Open shoyer opened 9 years ago
I typically do the same as you, but most often it's just a single group. In that case it's just group = next(iter(gr))
which isn't bad. We could overload __getitem__
so that gr[:5]
is pretty much this, but I don't know if the use-case warrents that extra complexity.
This can be shortened by using the toolz
library:
from toolz import take
pd.concat(list(take(3, group)))
Example of getting the last group here:
In [12]: df = pd.DataFrame({'a':['1','2','2','4','5','2'], 'b':np.random.randn(6)})

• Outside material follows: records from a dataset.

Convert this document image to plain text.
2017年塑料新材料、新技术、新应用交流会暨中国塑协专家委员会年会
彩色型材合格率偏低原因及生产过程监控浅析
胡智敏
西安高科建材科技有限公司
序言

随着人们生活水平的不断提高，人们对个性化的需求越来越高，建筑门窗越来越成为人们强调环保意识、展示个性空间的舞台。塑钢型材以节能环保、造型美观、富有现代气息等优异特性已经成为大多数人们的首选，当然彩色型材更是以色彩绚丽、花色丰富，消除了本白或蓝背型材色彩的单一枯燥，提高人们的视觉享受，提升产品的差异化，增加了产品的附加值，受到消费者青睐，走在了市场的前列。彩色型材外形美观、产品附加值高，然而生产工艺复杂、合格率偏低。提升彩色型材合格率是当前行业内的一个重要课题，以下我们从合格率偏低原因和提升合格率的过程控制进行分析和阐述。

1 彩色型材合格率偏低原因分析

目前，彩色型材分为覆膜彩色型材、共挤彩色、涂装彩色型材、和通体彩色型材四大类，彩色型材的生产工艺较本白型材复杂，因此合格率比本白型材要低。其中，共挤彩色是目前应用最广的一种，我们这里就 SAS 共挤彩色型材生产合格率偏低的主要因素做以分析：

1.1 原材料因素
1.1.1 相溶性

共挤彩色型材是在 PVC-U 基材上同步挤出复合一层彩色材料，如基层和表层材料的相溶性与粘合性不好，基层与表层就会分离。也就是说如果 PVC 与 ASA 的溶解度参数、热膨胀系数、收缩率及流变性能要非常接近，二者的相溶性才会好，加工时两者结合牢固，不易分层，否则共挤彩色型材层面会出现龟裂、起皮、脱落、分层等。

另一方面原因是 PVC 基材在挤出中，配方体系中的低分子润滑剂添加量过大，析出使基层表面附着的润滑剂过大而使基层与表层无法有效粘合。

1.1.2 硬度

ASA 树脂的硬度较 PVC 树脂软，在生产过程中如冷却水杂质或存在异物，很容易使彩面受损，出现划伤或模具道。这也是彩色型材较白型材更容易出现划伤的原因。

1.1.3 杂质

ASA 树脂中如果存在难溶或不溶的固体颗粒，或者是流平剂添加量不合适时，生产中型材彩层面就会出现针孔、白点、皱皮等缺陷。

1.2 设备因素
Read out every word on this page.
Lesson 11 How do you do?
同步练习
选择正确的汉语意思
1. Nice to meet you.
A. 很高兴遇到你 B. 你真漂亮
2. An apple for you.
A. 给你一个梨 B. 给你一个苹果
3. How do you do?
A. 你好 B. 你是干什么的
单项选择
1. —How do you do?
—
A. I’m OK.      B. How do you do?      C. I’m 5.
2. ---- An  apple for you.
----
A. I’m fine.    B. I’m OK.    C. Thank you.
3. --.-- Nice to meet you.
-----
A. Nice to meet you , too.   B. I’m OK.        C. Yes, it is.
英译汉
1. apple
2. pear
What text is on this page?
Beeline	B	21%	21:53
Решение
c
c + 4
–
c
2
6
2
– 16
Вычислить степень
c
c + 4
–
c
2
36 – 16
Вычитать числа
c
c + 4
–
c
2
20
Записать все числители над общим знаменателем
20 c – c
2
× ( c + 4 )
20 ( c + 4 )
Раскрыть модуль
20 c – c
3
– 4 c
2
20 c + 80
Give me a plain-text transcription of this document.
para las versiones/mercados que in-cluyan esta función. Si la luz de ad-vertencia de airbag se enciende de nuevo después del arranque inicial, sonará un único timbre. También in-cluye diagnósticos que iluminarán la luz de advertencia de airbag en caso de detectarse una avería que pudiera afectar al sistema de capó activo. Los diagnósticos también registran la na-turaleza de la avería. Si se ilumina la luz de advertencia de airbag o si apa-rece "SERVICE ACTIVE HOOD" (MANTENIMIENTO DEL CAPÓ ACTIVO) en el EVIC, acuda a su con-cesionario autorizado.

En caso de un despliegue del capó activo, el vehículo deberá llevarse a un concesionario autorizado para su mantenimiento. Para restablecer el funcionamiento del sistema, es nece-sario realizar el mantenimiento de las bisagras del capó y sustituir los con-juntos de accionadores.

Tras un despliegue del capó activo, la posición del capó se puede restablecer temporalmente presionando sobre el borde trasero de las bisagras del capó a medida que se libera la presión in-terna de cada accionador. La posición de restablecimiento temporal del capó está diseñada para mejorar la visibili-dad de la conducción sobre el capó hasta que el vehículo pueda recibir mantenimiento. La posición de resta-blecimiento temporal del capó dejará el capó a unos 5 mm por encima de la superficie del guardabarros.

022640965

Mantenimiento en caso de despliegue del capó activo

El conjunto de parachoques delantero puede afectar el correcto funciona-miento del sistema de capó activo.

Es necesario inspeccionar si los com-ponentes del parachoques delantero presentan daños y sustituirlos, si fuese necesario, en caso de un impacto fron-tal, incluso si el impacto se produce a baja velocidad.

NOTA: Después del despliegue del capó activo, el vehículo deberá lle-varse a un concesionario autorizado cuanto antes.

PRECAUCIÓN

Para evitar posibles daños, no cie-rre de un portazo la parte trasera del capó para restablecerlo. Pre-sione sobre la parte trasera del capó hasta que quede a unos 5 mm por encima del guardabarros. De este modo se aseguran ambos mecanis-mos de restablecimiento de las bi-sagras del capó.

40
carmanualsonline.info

In [13]: g = df.groupby('a')
In [14]: g.groups
Out[14]: {'1': [0], '2': [1, 2, 5], '4': [3], '5': [4]}
In [15]: import itertools
In [16]: list(itertools.islice(g,len(g)-1,len(g)))
Out[16]:
[('5', a b
4 5 -0.644857)]
Do we want a convenience function here?
Just putting some random ideas:
g.names
attribute returning the group names in the correct order? (g.groups.keys()
is not ordered), so you can do g.get_group(g.names[-1])
or g.get_group(g.names[0])
get_igroup
method that lets you retrieve the group by order instead of name (or as an argument to get_group
): g.get_igroup(-1)
split
-like functionality on the groupby object, returning a list of all groups: g.split()[-1]
(but, this has to create all the groups to just get the last one)__getitem__
(like for a DataFrame, a slice also slices the rows and not the columns) to slice the groups instead of the columns (currently this gives a TypeError: unhashable type)g.slice_groups(0, 1)
or g.slice_groups(-1, None)
Getting groups by index would be useful for my application.
I have implemented a simple function with the name get_igroup()
as suggested by @jorisvandenbossche. The implementation is based on how get_group()
does it via _get_indices()
import pandas as pd
import numpy as np
arrays = [['bar', 'bar', 'baz', 'baz', 'foo', 'foo', 'qux', 'qux'],
['one', 'two', 'one', 'two', 'one', 'two', 'one', 'two']]
tuples = list(zip(*arrays))
index = pd.MultiIndex.from_tuples(tuples, names=['first', 'second'])
s = pd.Series(np.random.randn(8), index=index)
print s
def get_igroup(g, i):
""" Get grouby group by index
g : pandas.grouby object
i : int
"""
keys = g.indices.keys()
keys.sort()
indices = g.indices.get(keys[i])
return g._selected_obj.take(indices)
print '\n=================================='
print "Testing with `.groupby('first')` "
g = s.groupby('first')
for i in [0, 1, -1]:
print '\n------------------------------- \nget_group for index=%d \n' % i
print get_igroup(g, i).head()
print '\n=================================='
print "Testing with `.groupby(['first', 'second'])` "
g = s.groupby(['first', 'second'])
for i in [0, 1, -1]:
print '\n------------------------------- \nget_group for index=%d \n' % i
print get_igroup(g, i).head()
Output of the script above:
@jreback If desired I could implement this or something similar via a PR. I am not sure about how much effort testing this would be, though.
I'm -1 on this as I don't think we make any guarantees about the ordering of groups within a groupby
@WillAyd: Since I sort the group keys, the resulting order of the index retrieval should be deterministic even though the keys are unordered at first. The sorting also works correctly for tuple keys, as you can see in my example. But I understand that this might have some edge cases which lead to inconsistencies.
For visualization/testing purposes, I'm often interested in looking at the first example group(s) from a groupby operation.
Is there a convenient shortcut for this? The best I could come up with is
pd.concat([x for _, x in itertools.islice(group, 3)])
which seemed awkward to me.Note that this is a different use-case from
.first()
/.head()
, which returns the first example from each group -- here I want full examples of the first few groups.